Let $\epsilon > 0$. The hypothesis $\lim_{x \to a^+} f'(x)/g'(x) = L$ means that for every $\epsilon > 0$ there exists $\delta > 0$ with $a + \delta < b$ such that for all $x \in (a, a + \delta)$,
\begin{align*}
\left|\frac{f'(x)}{g'(x)} - L\right| < \epsilon.
\end{align*}
The point of this step is to lock in a neighbourhood $(a, a + \delta)$ inside which the derivative ratio is uniformly controlled. Everything that follows takes place inside this neighbourhood.
[/guided]
[/step]
[step:Fix a reference point $y$ and apply Cauchy's Mean Value Theorem on $[x, y]$]

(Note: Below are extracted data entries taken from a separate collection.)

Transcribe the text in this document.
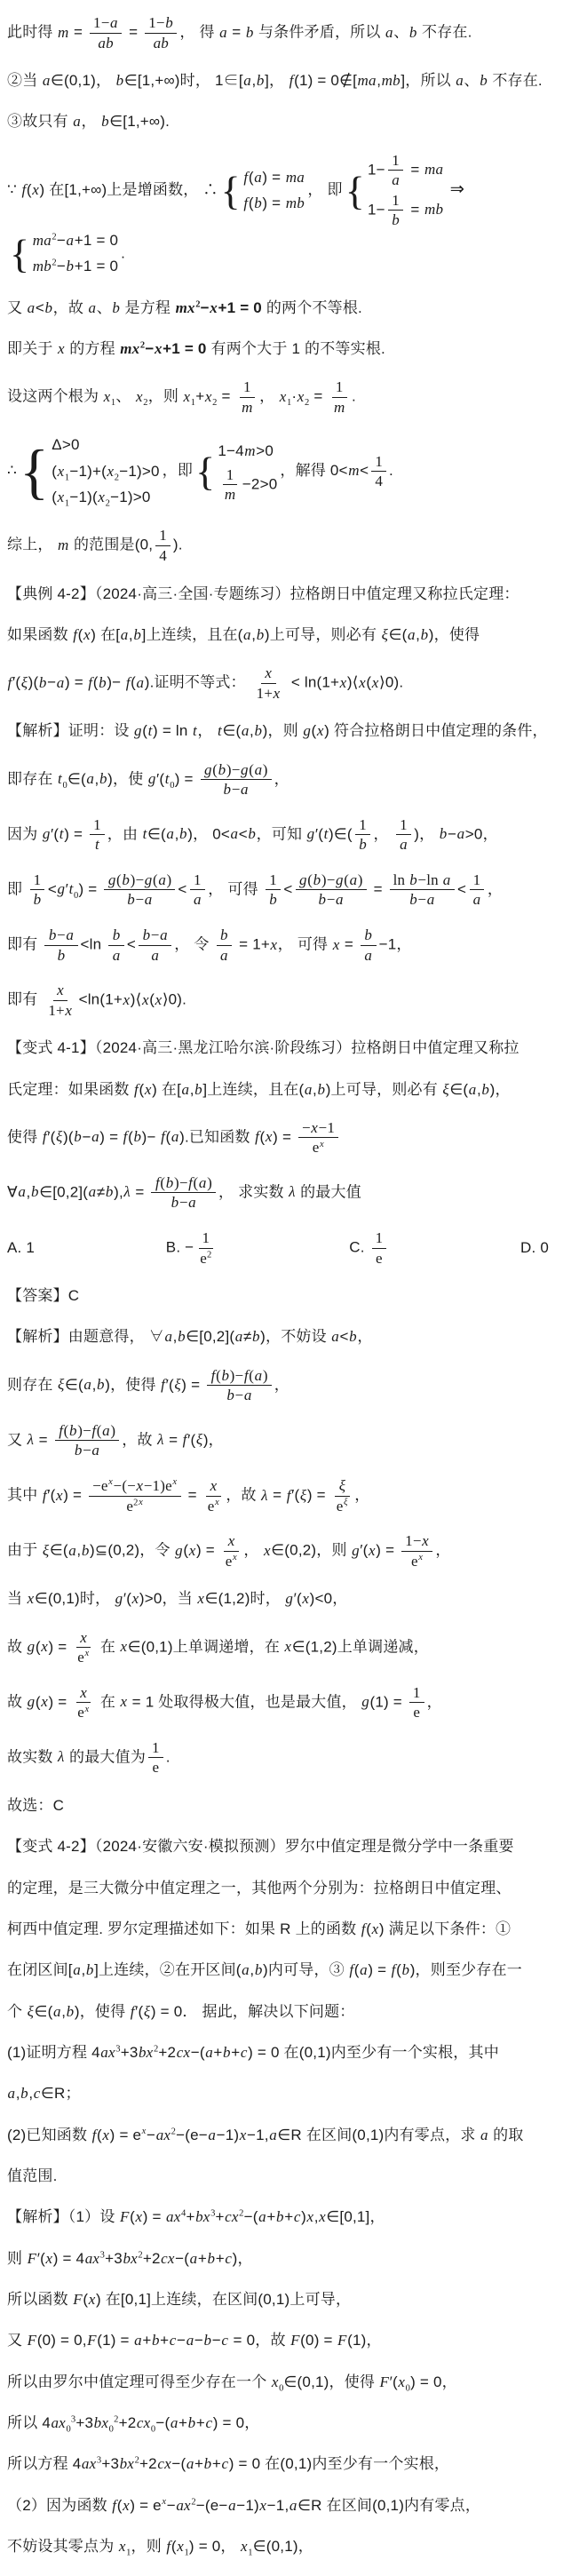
此时得 $m = \frac{1-a}{ab} = \frac{1-b}{ab}$ ， 得 a = b 与条件矛盾，所以 a、b 不存在.
②当 a∈(0,1)， b∈[1,+∞)时， 1∈[a,b]， f(1) = 0∉[ma,mb]，所以 a、b 不存在.
③故只有 a， b∈[1,+∞).
∵ f(x) 在[1,+∞)上是增函数， ∴ { f(a) = ma
f(b) = mb
， 即 { $1- \frac{1}{a}$ = ma
$1- \frac{1}{b}$ = mb
⇒
{ $ma^2-a+1 = 0$
$mb^2-b+1 = 0$
.
又 a<b，故 a、b 是方程 $mx^2-x+1 = 0$ 的两个不等根.
即关于 x 的方程 $mx^2-x+1 = 0$ 有两个大于 1 的不等实根.
设这两个根为 $x_1$、 $x_2$，则 $x_1+x_2 = \frac{1}{m}$ ， $x_1\cdot x_2 = \frac{1}{m}$ .
∴ { Δ>0
$(x_1-1)+(x_2-1)>0$
$(x_1-1)(x_2-1)>0$
，即 { 1−4m>0
$\frac{1}{m} -2>0$
，解得 $0<m< \frac{1}{4}$ .
综上， m 的范围是(0, $\frac{1}{4}$ ).
【典例 4-2】（2024·高三·全国·专题练习）拉格朗日中值定理又称拉氏定理：
如果函数 f(x) 在[a,b]上连续，且在(a,b)上可导，则必有 ξ∈(a,b)，使得
f′(ξ)(b−a) = f(b)− f(a).证明不等式： $\frac{x}{1+x}$ < ln(1+x)⟨x(x⟩0).
【解析】证明：设 g(t) = ln t， t∈(a,b)，则 g(x) 符合拉格朗日中值定理的条件，
即存在 $t_0\in(a,b)$，使 $g'(t_0) = \frac{g(b)-g(a)}{b-a}$ ，
因为 $g'(t) = \frac{1}{t}$ ，由 t∈(a,b)， 0<a<b，可知 g′(t)∈( $\frac{1}{b}$ ， $\frac{1}{a}$ )， b−a>0，
即 $\frac{1}{b} <g't_0) = \frac{g(b)-g(a)}{b-a} < \frac{1}{a}$ ， 可得 $\frac{1}{b} < \frac{g(b)-g(a)}{b-a} = \frac{\text{ln b−ln a}}{b-a} < \frac{1}{a}$ ，
即有 $\frac{b-a}{b} <\ln \frac{b}{a} < \frac{b-a}{a}$ ， 令 $\frac{b}{a} = 1+x$， 可得 $x = \frac{b}{a} -1$，
即有 $\frac{x}{1+x}$ <ln(1+x)⟨x(x⟩0).
【变式 4-1】（2024·高三·黑龙江哈尔滨·阶段练习）拉格朗日中值定理又称拉
氏定理：如果函数 f(x) 在[a,b]上连续，且在(a,b)上可导，则必有 ξ∈(a,b)，
使得 f′(ξ)(b−a) = f(b)− f(a).已知函数 $f(x) = \frac{-x-1}{e^x}$
∀a,b∈[0,2](a≠b),λ = $\frac{f(b)-f(a)}{b-a}$ ， 求实数 λ 的最大值
A. 1	B. − $\frac{1}{e^2}$	C. $\frac{1}{e}$	D. 0
【答案】C
【解析】由题意得， ∀a,b∈[0,2](a≠b)，不妨设 a<b，
则存在 ξ∈(a,b)，使得 $f'(\xi) = \frac{f(b)-f(a)}{b-a}$ ，
又 $\lambda = \frac{f(b)-f(a)}{b-a}$ ，故 λ = f′(ξ)，
其中 $f'(x) = \frac{-e^x-(-x-1)e^x}{e^{2x}} = \frac{x}{e^x}$ ，故 $\lambda = f'(\xi) = \frac{\xi}{e^\xi}$ ，
由于 ξ∈(a,b)⊆(0,2)，令 $g(x) = \frac{x}{e^x}$ ， x∈(0,2)，则 $g'(x) = \frac{1-x}{e^x}$ ，
当 x∈(0,1)时， g′(x)>0，当 x∈(1,2)时， g′(x)<0，
故 $g(x) = \frac{x}{e^x}$ 在 x∈(0,1)上单调递增，在 x∈(1,2)上单调递减，
故 $g(x) = \frac{x}{e^x}$ 在 x = 1 处取得极大值，也是最大值， $g(1) = \frac{1}{e}$ ，
故实数 λ 的最大值为 $\frac{1}{e}$ .
故选：C
【变式 4-2】（2024·安徽六安·模拟预测）罗尔中值定理是微分学中一条重要
的定理，是三大微分中值定理之一，其他两个分别为：拉格朗日中值定理、
柯西中值定理. 罗尔定理描述如下：如果 R 上的函数 f(x) 满足以下条件：①
在闭区间[a,b]上连续，②在开区间(a,b)内可导，③ f(a) = f(b)，则至少存在一
个 ξ∈(a,b)，使得 f′(ξ) = 0． 据此，解决以下问题：
(1)证明方程 $4ax^3+3bx^2+2cx-(a+b+c) = 0$ 在(0,1)内至少有一个实根，其中
a,b,c∈R；
(2)已知函数 $f(x) = e^x-ax^2-(e-a-1)x-1,a\in R$ 在区间(0,1)内有零点，求 a 的取
值范围.
【解析】（1）设 $F(x) = ax^4+bx^3+cx^2-(a+b+c)x,x\in[0,1]$，
则 $F'(x) = 4ax^3+3bx^2+2cx-(a+b+c)$，
所以函数 F(x) 在[0,1]上连续，在区间(0,1)上可导，
又 F(0) = 0,F(1) = a+b+c−a−b−c = 0，故 F(0) = F(1)，
所以由罗尔中值定理可得至少存在一个 $x_0\in(0,1)$，使得 $F'(x_0) = 0$，
所以 $4ax_0^3+3bx_0^2+2cx_0-(a+b+c) = 0$，
所以方程 $4ax^3+3bx^2+2cx-(a+b+c) = 0$ 在(0,1)内至少有一个实根，
（2）因为函数 $f(x) = e^x-ax^2-(e-a-1)x-1,a\in R$ 在区间(0,1)内有零点，
不妨设其零点为 $x_1$，则 $f(x_1) = 0$， $x_1\in(0,1)$，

Fix any $y \in (a, a + \delta)$. For each $x \in (a, y)$, the functions $f$ and $g$ are differentiable on $(x, y)$ and continuous on $[x, y]$ (differentiability on an open interval implies continuity there). Since $g'$ is nonzero on $(a, b) \supseteq (x, y)$, [Cauchy's Mean Value Theorem](/theorems/187) applies on $[x, y]$: there exists $c_x \in (x, y) \subset (a, a + \delta)$ with
\begin{align*}
\frac{f(y) - f(x)}{g(y) - g(x)} = \frac{f'(c_x)}{g'(c_x)}.
\end{align*}
The denominator $g(y) - g(x)$ is nonzero for all $x$ sufficiently close to $a$: indeed, $g(y)$ is a fixed finite value while $|g(x)| \to \infty$ as $x \to a^+$, so $g(x) \neq g(y)$ once $|g(x)| > |g(y)|$.
Since $c_x \in (a, a + \delta)$, the estimate from the previous step gives
\begin{align*}
\left|\frac{f(y) - f(x)}{g(y) - g(x)} - L\right| = \left|\frac{f'(c_x)}{g'(c_x)} - L\right| < \epsilon.
\end{align*}
[guided]
Fix any $y \in (a, a + \delta)$. The role of $y$ is to serve as a fixed reference point: its values $f(y)$ and $g(y)$ are constants that we will later absorb using $|g(x)| \to \infty$.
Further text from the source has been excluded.